Em que pesem as controvérsias do modelo híbrido das forças da Capital Federal previsto na Carta Fundamental, ele tem razão de existir. Como se sabe, as sedes dos Poderes da República, embaixadas, organismos nacionais e internacionais, bem como diversas autoridades de nacionais e estrangeiras estão situadas, em sua maioria, na região de Brasília. Mas Brasília não é uma redoma, ela é uma das regiões do Distrito Federal. Nesse caso, a União possui responsabilidade na ordem e segurança das estruturas dos Poderes da República e do próprio Distrito Federal, o que justifica ela manter e organizar as corporações da Capital Federal. Ora, caso tais forças fossem exclusivamente distritais, o risco de elas estarem sujeitas à milicização, politização, precarização e desvalorização de seus servidores seria maior, o que infelizmente é a realidade em muitas corporações estaduais. Por isso, a competência da União, para manutenção e organização das corporações da Capital Federal, apesar dos contrassensos, é estratégica e visa garantir padrão de segurança para o coração político-administrativo do país.

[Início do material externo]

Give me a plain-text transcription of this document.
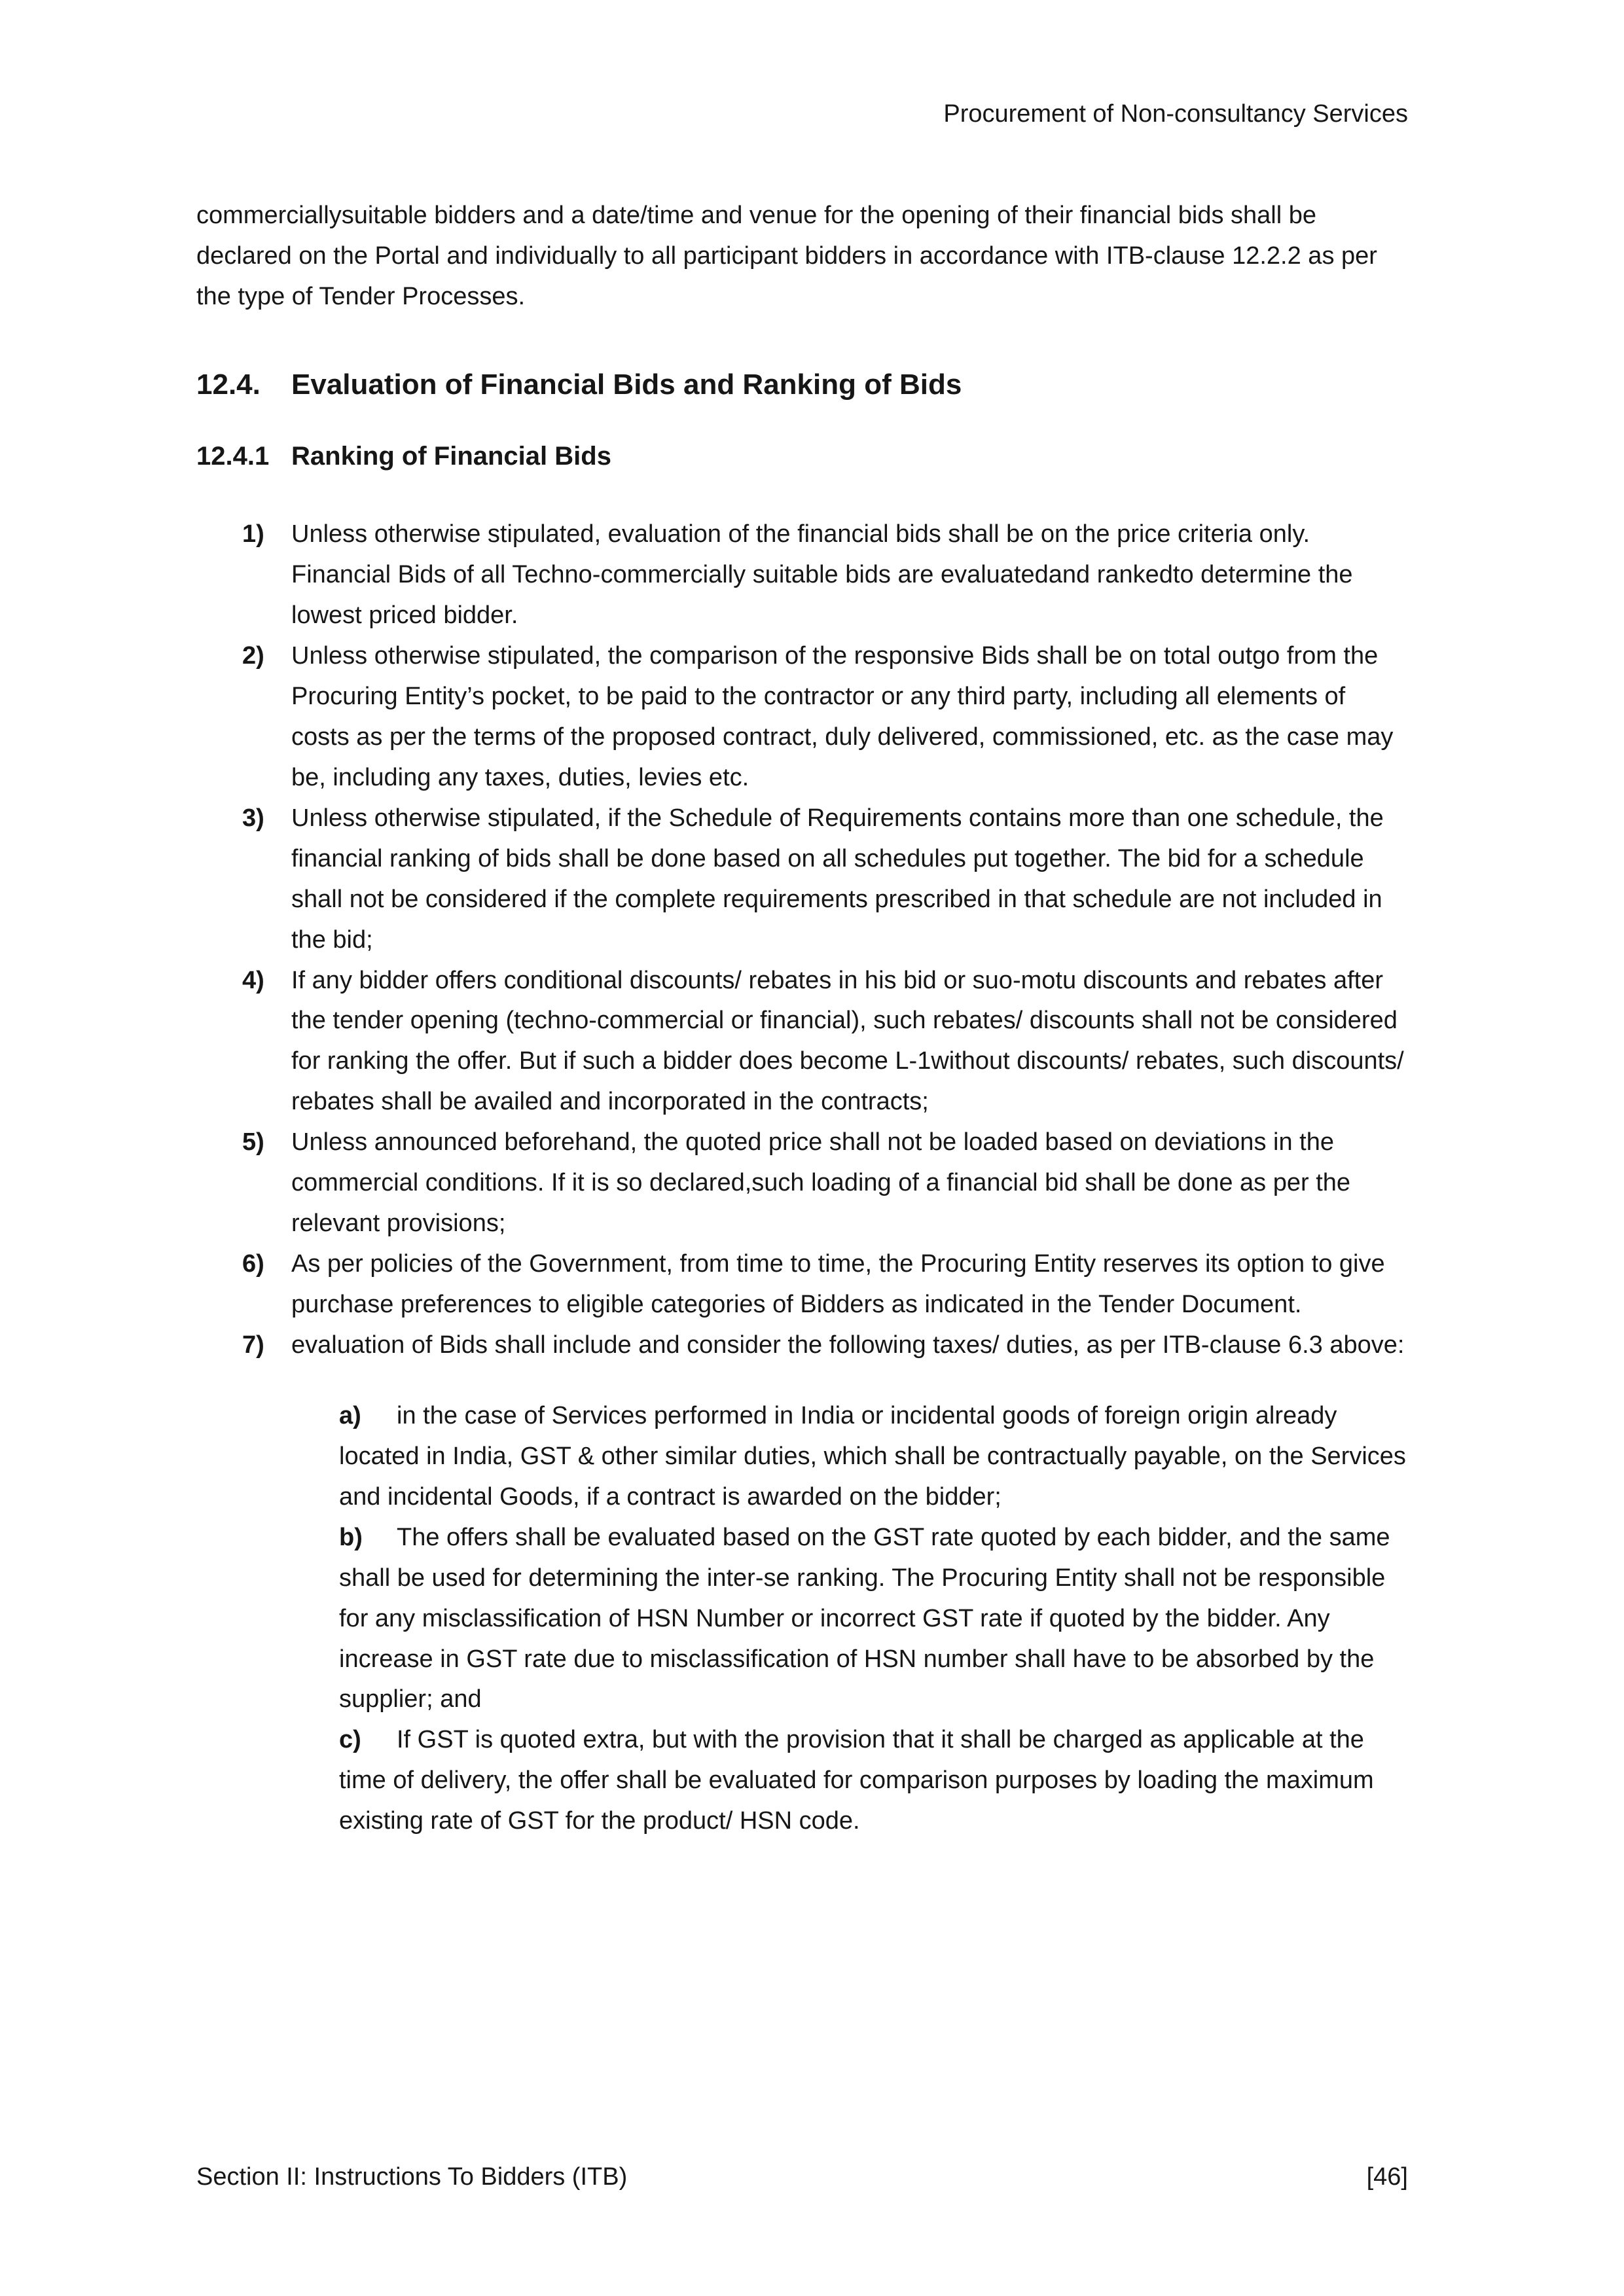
Procurement of Non-consultancy Services

commerciallysuitable bidders and a date/time and venue for the opening of their financial bids shall be declared on the Portal and individually to all participant bidders in accordance with ITB-clause 12.2.2 as per the type of Tender Processes.

12.4.	Evaluation of Financial Bids and Ranking of Bids
12.4.1 Ranking of Financial Bids
1)	Unless otherwise stipulated, evaluation of the financial bids shall be on the price criteria only. Financial Bids of all Techno-commercially suitable bids are evaluatedand rankedto determine the lowest priced bidder.
2)	Unless otherwise stipulated, the comparison of the responsive Bids shall be on total outgo from the Procuring Entity’s pocket, to be paid to the contractor or any third party, including all elements of costs as per the terms of the proposed contract, duly delivered, commissioned, etc. as the case may be, including any taxes, duties, levies etc.
3)	Unless otherwise stipulated, if the Schedule of Requirements contains more than one schedule, the financial ranking of bids shall be done based on all schedules put together. The bid for a schedule shall not be considered if the complete requirements prescribed in that schedule are not included in the bid;
4)	If any bidder offers conditional discounts/ rebates in his bid or suo-motu discounts and rebates after the tender opening (techno-commercial or financial), such rebates/ discounts shall not be considered for ranking the offer. But if such a bidder does become L-1without discounts/ rebates, such discounts/ rebates shall be availed and incorporated in the contracts;
5)	Unless announced beforehand, the quoted price shall not be loaded based on deviations in the commercial conditions. If it is so declared,such loading of a financial bid shall be done as per the relevant provisions;
6)	As per policies of the Government, from time to time, the Procuring Entity reserves its option to give purchase preferences to eligible categories of Bidders as indicated in the Tender Document.
7)	evaluation of Bids shall include and consider the following taxes/ duties, as per ITB-clause 6.3 above:
a) in the case of Services performed in India or incidental goods of foreign origin already located in India, GST & other similar duties, which shall be contractually payable, on the Services and incidental Goods, if a contract is awarded on the bidder;
b) The offers shall be evaluated based on the GST rate quoted by each bidder, and the same shall be used for determining the inter-se ranking. The Procuring Entity shall not be responsible for any misclassification of HSN Number or incorrect GST rate if quoted by the bidder. Any increase in GST rate due to misclassification of HSN number shall have to be absorbed by the supplier; and
c) If GST is quoted extra, but with the provision that it shall be charged as applicable at the time of delivery, the offer shall be evaluated for comparison purposes by loading the maximum existing rate of GST for the product/ HSN code.
Section II: Instructions To Bidders (ITB)	[46]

As medidas da intervenção federal decorrentes dos ataques de 08 de janeiro não devem se resumir a “desbolsonarizar” as corporações e responsabilizar os agentes envolvidos diretamente nessa tragédia. O desafio é consolidar efetivas polícias de Estado na capital do país. Para tanto, convém ao governo federal assumir que, em parte, a segurança pública e a gestão das corporações do Distrito Federal já são federalizadas. O que falta, portanto, é a regulamentação da natureza jurídica das forças estabelecidas na Constituição Federal, as quais são partes da União e utilizadas pelo governo distrital. Afinal, essa é uma competência constitucional da União, a qual se mostrou imprescindível frente aos atentados praticados contra os Poderes da República e o regime democrático do país.